The plastic waste effect on the environment has long been recorded and discussed. The world at large produces about 419 million tons of plastic every year, while roughly 11 million tons of plastic become plastic pollution in the sea. On top of that, it’s been found that 91% of all plastic waste is not recycled, further exacerbating the plastic crisis. So how do we in Hong Kong make the change, and reduce packaging and packaging waste? 

ReThink Hong Kong, a one-of-a-kind two-day business conference centered around sustainable economy, society and environment, will be hosting its second edition on October 5-6 at the HKCEC. Speakers and panelists will be sharing their valuable insights, solutions and strategies in sustainability including how we tackle and solve plastic waste in the environment. 

Earth.Org spoke with Paul Zimmerman, Chair of nonprofit Drink Without Waste, ahead of his panel at ReThink, about the practical actions and mechanisms we can use to reduce packaging and packaging waste in Hong Kong. 

What does the Nonprofit Drink Without Waste Aims to Achieve? 

Our group is about coming up with policy and advocacy for changes. When we started, it took the group about a year to agree on the strategies: to reduce, to redesign the drinks packaging, to recover and get the materials back from the market, and to recycle. But the overall objective is to reduce the beverage packaging going to waste by 70% to 90%. We’re confident we will reach that in 2030, so we set ourselves a more aggressive aspiration to reach it by 2025. I would say the end of our project is when the government has set and enacted legislation around the producer responsibility scheme for beverage packaging. That would be the endgame.

What Strategies Are You Utilising to Reduce 90% Beverage Packaging Waste in Hong Kong?

Over the next couple of years, our objective is to kickstart and promote our voluntary recovery of the packing materials, to make current beverage packaging that’s in the market more recyclable, to encourage drinking without package materials by getting more dispensers in stores  – whether it’s water for free or it’s paid – and to encourage the industry to set up better facilities in the territories for recycling.

What Initiatives have been Successful Since Launching in 2017? 

Our Neighbourhood Scheme. Originally we were thinking we’d provide cash for informal sectors returning the plastic bottles to recycling locations. What has transpired is that we’re paying that money to the cleaners. 80-90% of the materials we get back from the market are kept separate by people who clean buildings and streets. Because of our financial reward system, they started to keep plastics, particularly plastic bottles, separate.

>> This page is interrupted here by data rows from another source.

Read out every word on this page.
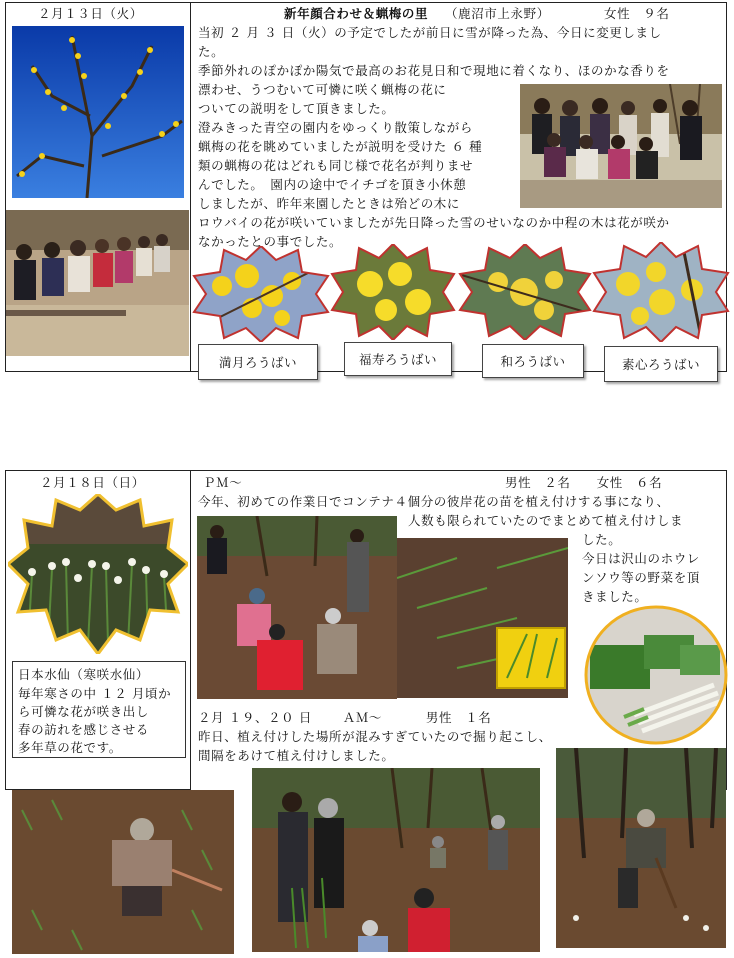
２月１３日（火）	新年顔合わせ＆蝋梅の里 （鹿沼市上永野）	女性　９名
当初 ２ 月 ３ 日（火）の予定でしたが前日に雪が降った為、今日に変更しまし
た。
季節外れのぽかぽか陽気で最高のお花見日和で現地に着くなり、ほのかな香りを
漂わせ、うつむいて可憐に咲く蝋梅の花に
ついての説明をして頂きました。
澄みきった青空の園内をゆっくり散策しながら
蝋梅の花を眺めていましたが説明を受けた ６ 種
類の蝋梅の花はどれも同じ様で花名が判りませ
んでした。　園内の途中でイチゴを頂き小休憩
しましたが、昨年来園したときは殆どの木に
ロウバイの花が咲いていましたが先日降った雪のせいなのか中程の木は花が咲か
なかったとの事でした。
満月ろうばい	福寿ろうばい	和ろうばい	素心ろうばい
２月１８日（日）	ＰＭ～	男性　２名　　女性　６名
今年、初めての作業日でコンテナ４個分の彼岸花の苗を植え付けする事になり、
人数も限られていたのでまとめて植え付けしま
した。
今日は沢山のホウレ
ンソウ等の野菜を頂
きました。
日本水仙（寒咲水仙）
毎年寒さの中 １２ 月頃か
ら可憐な花が咲き出し
春の訪れを感じさせる
多年草の花です。
２月 １９、２０ 日　　 ＡＭ～　　　 男性　１名
昨日、植え付けした場所が混みすぎていたので掘り起こし、
間隔をあけて植え付けしました。
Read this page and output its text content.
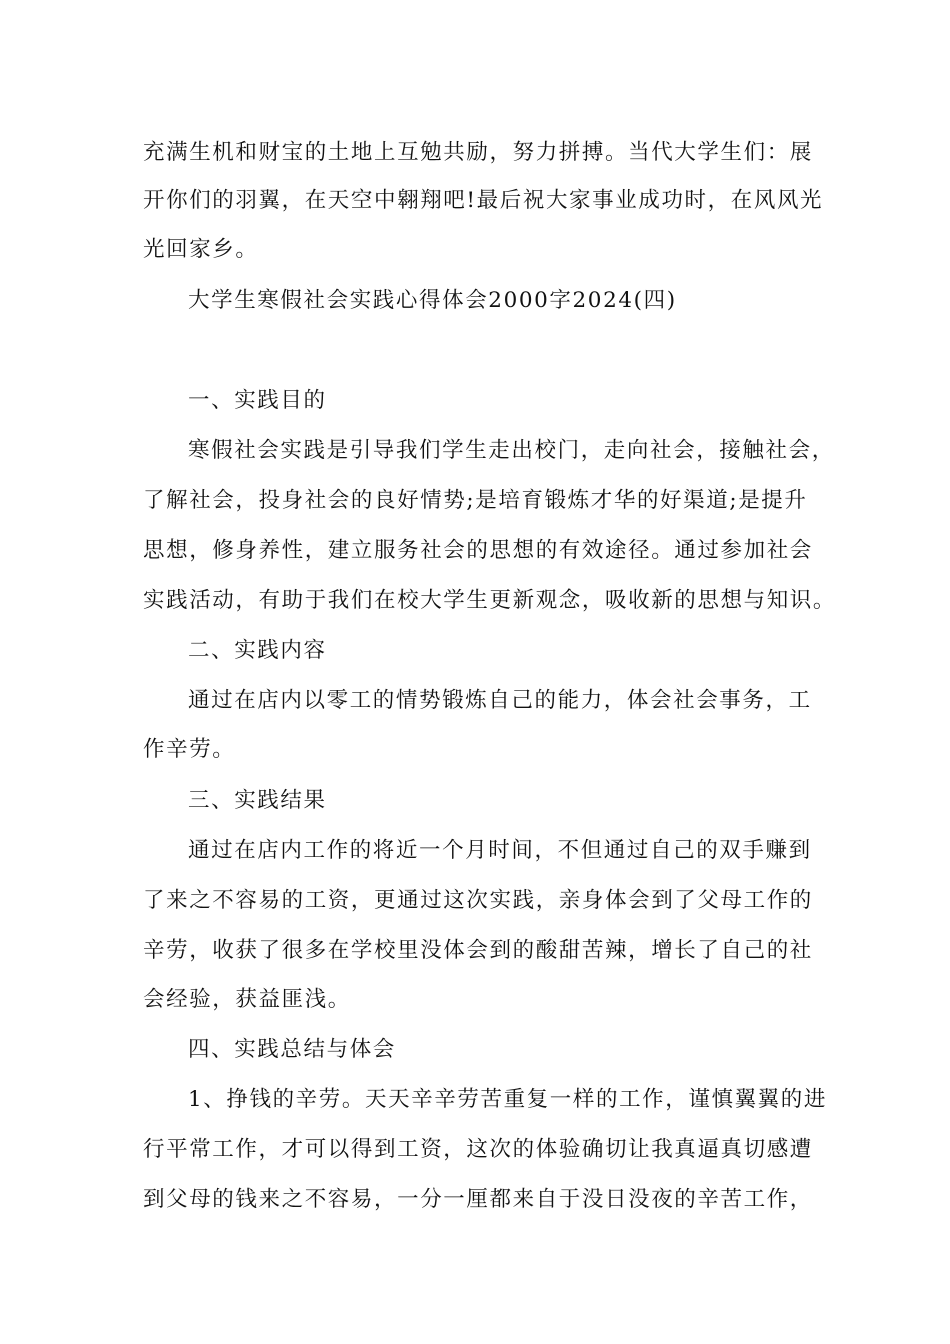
充满生机和财宝的土地上互勉共励，努力拼搏。当代大学生们：展
开你们的羽翼，在天空中翱翔吧!最后祝大家事业成功时，在风风光
光回家乡。
大学生寒假社会实践心得体会2000字2024(四)
一、实践目的
寒假社会实践是引导我们学生走出校门，走向社会，接触社会，
了解社会，投身社会的良好情势;是培育锻炼才华的好渠道;是提升
思想，修身养性，建立服务社会的思想的有效途径。通过参加社会
实践活动，有助于我们在校大学生更新观念，吸收新的思想与知识。
二、实践内容
通过在店内以零工的情势锻炼自己的能力，体会社会事务，工
作辛劳。
三、实践结果
通过在店内工作的将近一个月时间，不但通过自己的双手赚到
了来之不容易的工资，更通过这次实践，亲身体会到了父母工作的
辛劳，收获了很多在学校里没体会到的酸甜苦辣，增长了自己的社
会经验，获益匪浅。
四、实践总结与体会
1、挣钱的辛劳。天天辛辛劳苦重复一样的工作，谨慎翼翼的进
行平常工作，才可以得到工资，这次的体验确切让我真逼真切感遭
到父母的钱来之不容易，一分一厘都来自于没日没夜的辛苦工作，
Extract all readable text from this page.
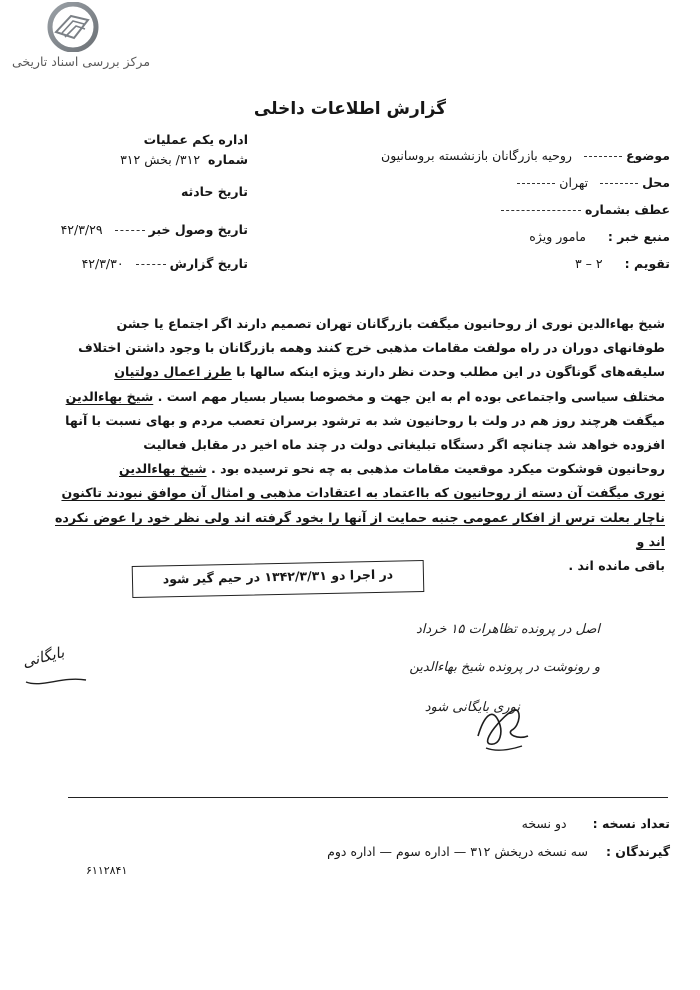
مرکز بررسی اسناد تاریخی
گزارش اطلاعات داخلی
موضوع
روحیه بازرگانان بازنشسته بروسانیون
محل
تهران
عطف بشماره
منبع خبر :
مامور ویژه
تقویم :
۲ – ۳
اداره یکم عملیات
شماره
۳۱۲/ بخش ۳۱۲
تاریخ حادثه
تاریخ وصول خبر
۴۲/۳/۲۹
تاریخ گزارش
۴۲/۳/۳۰
شیخ بهاءالدین نوری از روحانیون میگفت بازرگانان تهران تصمیم دارند اگر اجتماع یا جشن
طوفانهای دوران در راه مولفت مقامات مذهبی خرج کنند وهمه بازرگانان با وجود داشتن اختلاف
سلیقه‌های گوناگون در این مطلب وحدت نظر دارند ویژه اینکه سالها با طرز اعمال دولتیان
مختلف سیاسی واجتماعی بوده ام به این جهت و مخصوصا بسیار بسیار مهم است . شیخ بهاءالدین
میگفت هرچند روز هم در ولت با روحانیون شد به ترشود برسران تعصب مردم و بهای نسبت با آنها
افزوده خواهد شد چنانچه اگر دستگاه تبلیغاتی دولت در چند ماه اخیر در مقابل فعالیت
روحانیون قوشکوت میکرد موقعیت مقامات مذهبی به چه نحو ترسیده بود . شیخ بهاءالدین
نوری میگفت آن دسته از روحانیون که بااعتماد به اعتقادات مذهبی و امثال آن موافق نبودند تاکنون
ناچار بعلت ترس از افکار عمومی جنبه حمایت از آنها را بخود گرفته اند ولی نظر خود را عوض نکرده اند و
باقی مانده اند .
در اجرا دو ۱۳۴۲/۳/۳۱ در حیم گیر شود
بایگانی
اصل در پرونده تظاهرات ۱۵ خرداد
و رونوشت در پرونده شیخ بهاءالدین
نوری بایگانی شود
تعداد نسخه :
دو نسخه
گیرندگان :
سه نسخه دریخش ۳۱۲ — اداره سوم — اداره دوم
۶۱۱۲۸۴۱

You might also like: 15 Ways to Reduce Your Plastic Waste

packaging and packaging waste, drink without waste, neighbourhood schemeDrink Without Waste’s Neighbourhood Scheme in action. 

What Have You Learned from the Neighbourhood Scheme and to Replicate in Other Initiatives?

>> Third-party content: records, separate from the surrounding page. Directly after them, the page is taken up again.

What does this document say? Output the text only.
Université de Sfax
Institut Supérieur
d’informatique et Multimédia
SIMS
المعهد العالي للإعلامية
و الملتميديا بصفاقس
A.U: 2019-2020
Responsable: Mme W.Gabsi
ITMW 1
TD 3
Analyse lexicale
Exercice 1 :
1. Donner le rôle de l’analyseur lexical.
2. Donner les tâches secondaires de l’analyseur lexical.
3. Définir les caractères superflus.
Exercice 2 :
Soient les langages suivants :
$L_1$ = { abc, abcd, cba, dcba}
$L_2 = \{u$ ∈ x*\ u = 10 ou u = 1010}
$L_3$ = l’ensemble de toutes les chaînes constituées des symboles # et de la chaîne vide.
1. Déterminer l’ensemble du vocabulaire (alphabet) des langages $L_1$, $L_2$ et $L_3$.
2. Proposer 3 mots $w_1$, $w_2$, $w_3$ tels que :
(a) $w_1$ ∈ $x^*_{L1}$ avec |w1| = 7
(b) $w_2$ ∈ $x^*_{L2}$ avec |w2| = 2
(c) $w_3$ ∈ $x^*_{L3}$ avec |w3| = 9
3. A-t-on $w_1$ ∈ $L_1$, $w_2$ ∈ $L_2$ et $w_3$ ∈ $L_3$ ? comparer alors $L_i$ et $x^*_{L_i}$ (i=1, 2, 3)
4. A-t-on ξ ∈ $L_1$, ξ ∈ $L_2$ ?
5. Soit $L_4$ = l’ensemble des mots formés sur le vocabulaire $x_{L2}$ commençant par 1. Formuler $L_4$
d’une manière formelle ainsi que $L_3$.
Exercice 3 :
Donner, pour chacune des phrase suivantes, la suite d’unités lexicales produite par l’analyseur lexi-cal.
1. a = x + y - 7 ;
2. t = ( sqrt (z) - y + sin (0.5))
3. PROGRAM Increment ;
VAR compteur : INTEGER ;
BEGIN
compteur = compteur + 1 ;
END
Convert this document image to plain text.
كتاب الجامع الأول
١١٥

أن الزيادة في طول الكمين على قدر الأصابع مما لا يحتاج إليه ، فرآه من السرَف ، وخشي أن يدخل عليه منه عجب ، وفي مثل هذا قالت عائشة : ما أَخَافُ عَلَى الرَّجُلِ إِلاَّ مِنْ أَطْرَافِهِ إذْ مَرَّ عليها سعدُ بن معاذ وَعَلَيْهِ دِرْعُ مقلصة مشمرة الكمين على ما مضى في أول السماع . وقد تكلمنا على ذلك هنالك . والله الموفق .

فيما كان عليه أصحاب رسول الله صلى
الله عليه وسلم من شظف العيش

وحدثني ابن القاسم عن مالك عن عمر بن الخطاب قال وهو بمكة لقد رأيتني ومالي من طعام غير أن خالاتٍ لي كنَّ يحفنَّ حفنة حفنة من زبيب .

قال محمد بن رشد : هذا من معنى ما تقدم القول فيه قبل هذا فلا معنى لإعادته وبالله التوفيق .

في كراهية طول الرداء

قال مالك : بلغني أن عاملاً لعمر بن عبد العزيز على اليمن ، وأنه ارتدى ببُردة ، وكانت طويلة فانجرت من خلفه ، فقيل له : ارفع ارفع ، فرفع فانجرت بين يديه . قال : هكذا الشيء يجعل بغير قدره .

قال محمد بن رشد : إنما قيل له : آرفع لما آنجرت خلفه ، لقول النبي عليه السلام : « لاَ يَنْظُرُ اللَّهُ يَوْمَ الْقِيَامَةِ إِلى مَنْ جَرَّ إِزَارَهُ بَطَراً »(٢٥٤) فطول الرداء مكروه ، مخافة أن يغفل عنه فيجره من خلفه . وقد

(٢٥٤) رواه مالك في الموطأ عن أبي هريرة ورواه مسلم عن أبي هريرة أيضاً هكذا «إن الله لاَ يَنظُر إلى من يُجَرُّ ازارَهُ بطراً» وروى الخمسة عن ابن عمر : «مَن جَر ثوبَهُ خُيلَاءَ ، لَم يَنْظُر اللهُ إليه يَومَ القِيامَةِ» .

For us, it means we’ve been able to understand better what works and what doesn’t work in the market. We found out that recycling shops don’t work as well because they don’t have a lot of space. Our “pop-ups”, however, have worked really well. We have these recycling locations that have popped up, whether it’s a truck parked on the side of the road for a few hours at certain times, or whether it’s someone operating behind a refuse collection point at a housing estate. It’s entirely informal, it hasn’t been recognised much by the government as a real methodology but we hope to expand with new schemes and promote it in Hong Kong. We believe it’s very efficient and very low cost to get a lot of good materials well separated out of the market.

What Have Been the Biggest Challenges in Engaging with Stakeholders? 

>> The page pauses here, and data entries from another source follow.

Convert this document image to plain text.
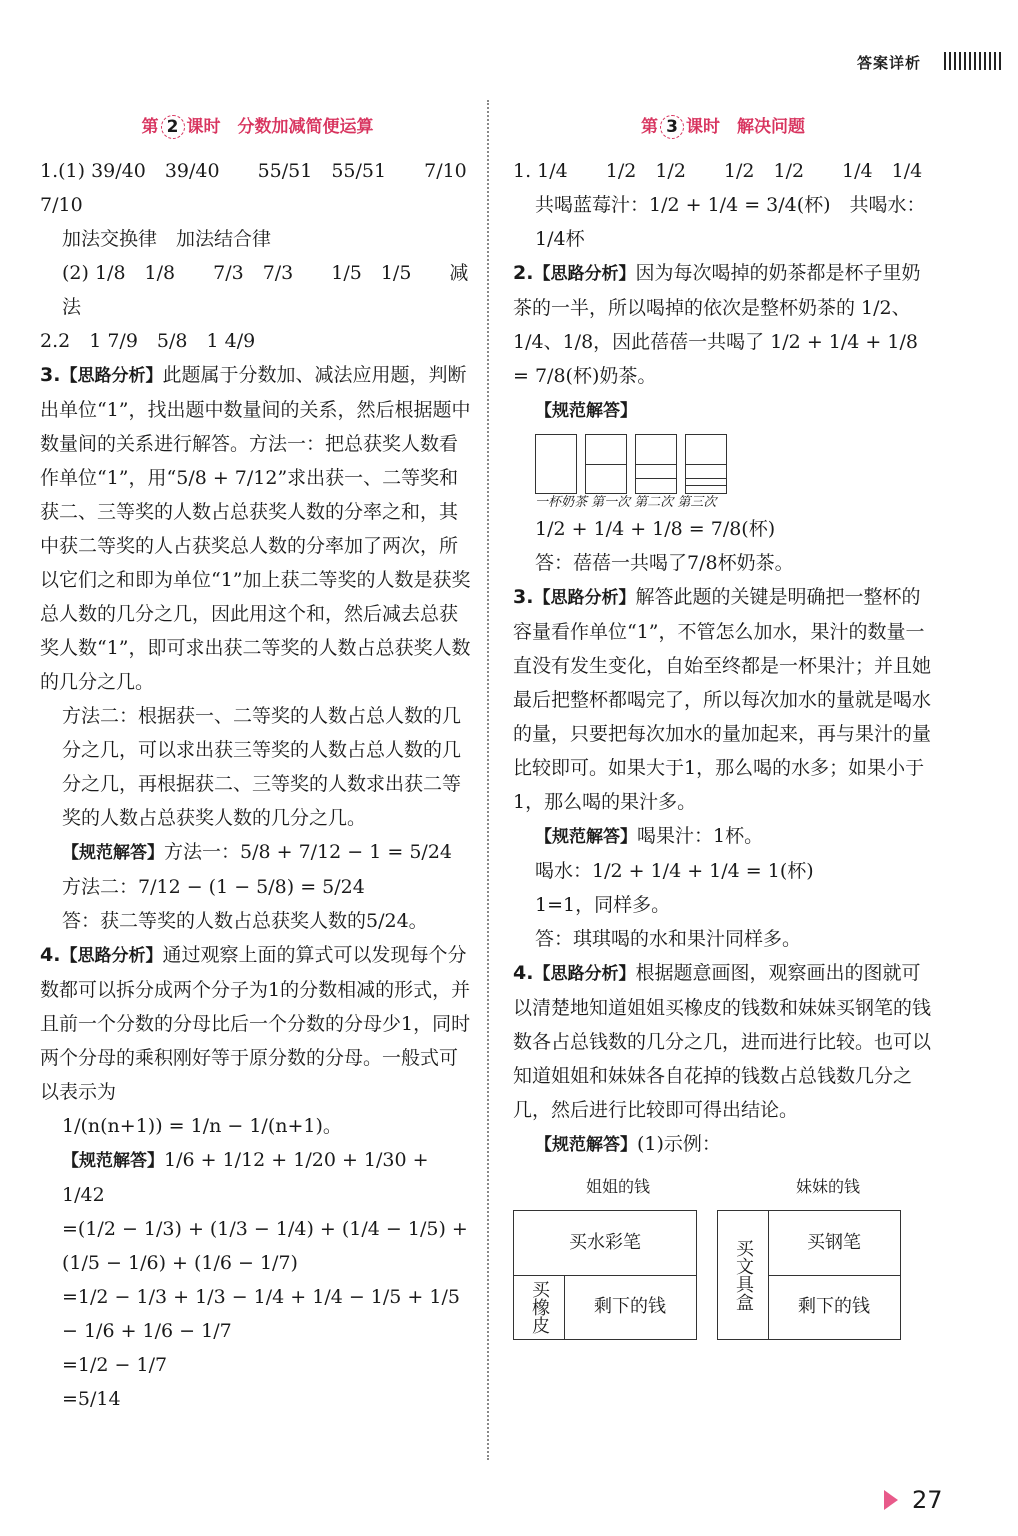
答案详析
第 2 课时　分数加减简便运算

1.(1) 39/40　39/40　　55/51　55/51　　7/10　7/10

加法交换律　加法结合律

(2) 1/8　1/8　　7/3　7/3　　1/5　1/5　　减法

2.2　1 7/9　5/8　1 4/9

3.【思路分析】此题属于分数加、减法应用题，判断出单位“1”，找出题中数量间的关系，然后根据题中数量间的关系进行解答。方法一：把总获奖人数看作单位“1”，用“5/8 + 7/12”求出获一、二等奖和获二、三等奖的人数占总获奖人数的分率之和，其中获二等奖的人占获奖总人数的分率加了两次，所以它们之和即为单位“1”加上获二等奖的人数是获奖总人数的几分之几，因此用这个和，然后减去总获奖人数“1”，即可求出获二等奖的人数占总获奖人数的几分之几。

方法二：根据获一、二等奖的人数占总人数的几分之几，可以求出获三等奖的人数占总人数的几分之几，再根据获二、三等奖的人数求出获二等奖的人数占总获奖人数的几分之几。

【规范解答】方法一：5/8 + 7/12 − 1 = 5/24

方法二：7/12 − (1 − 5/8) = 5/24

答：获二等奖的人数占总获奖人数的5/24。

4.【思路分析】通过观察上面的算式可以发现每个分数都可以拆分成两个分子为1的分数相减的形式，并且前一个分数的分母比后一个分数的分母少1，同时两个分母的乘积刚好等于原分数的分母。一般式可以表示为

1/(n(n+1)) = 1/n − 1/(n+1)。

【规范解答】1/6 + 1/12 + 1/20 + 1/30 + 1/42

=(1/2 − 1/3) + (1/3 − 1/4) + (1/4 − 1/5) +

(1/5 − 1/6) + (1/6 − 1/7)

=1/2 − 1/3 + 1/3 − 1/4 + 1/4 − 1/5 + 1/5 − 1/6 + 1/6 − 1/7

=1/2 − 1/7

=5/14

第 3 课时　解决问题

1. 1/4　　1/2　1/2　　1/2　1/2　　1/4　1/4

共喝蓝莓汁：1/2 + 1/4 = 3/4(杯)　共喝水：1/4杯

2.【思路分析】因为每次喝掉的奶茶都是杯子里奶茶的一半，所以喝掉的依次是整杯奶茶的 1/2、1/4、1/8，因此蓓蓓一共喝了 1/2 + 1/4 + 1/8 = 7/8(杯)奶茶。

【规范解答】

一杯奶茶 第一次 第二次 第三次

1/2 + 1/4 + 1/8 = 7/8(杯)

答：蓓蓓一共喝了7/8杯奶茶。

3.【思路分析】解答此题的关键是明确把一整杯的容量看作单位“1”，不管怎么加水，果汁的数量一直没有发生变化，自始至终都是一杯果汁；并且她最后把整杯都喝完了，所以每次加水的量就是喝水的量，只要把每次加水的量加起来，再与果汁的量比较即可。如果大于1，那么喝的水多；如果小于1，那么喝的果汁多。

【规范解答】喝果汁：1杯。

喝水：1/2 + 1/4 + 1/4 = 1(杯)

1=1，同样多。

答：琪琪喝的水和果汁同样多。

4.【思路分析】根据题意画图，观察画出的图就可以清楚地知道姐姐买橡皮的钱数和妹妹买钢笔的钱数各占总钱数的几分之几，进而进行比较。也可以知道姐姐和妹妹各自花掉的钱数占总钱数几分之几，然后进行比较即可得出结论。

【规范解答】(1)示例：

姐姐的钱	妹妹的钱
买水彩笔
买橡皮	剩下的钱	买文具盒	买钢笔
剩下的钱
27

Everybody has interests and ways of working – not all of them can be easy at times. You have retailers and beverage manufacturers, they both share the profits of the drink but who’s going to take the cost? Especially with new costs that are introduced in keeping it separate and recycling. Those are challenges but the great thing is everybody is really positive. Watsons Water have since announced they were putting RVMs in their shops and Vitasoy is doing initiatives to get their liquid cartons back. It’s very encouraging to see everybody trying. At ReThink, we can expand the group of people that are involved and to amplify the messages and types of challenges so that people in the market understand. 

This article is written as part of an editorial partnership with ReThink Hong Kong.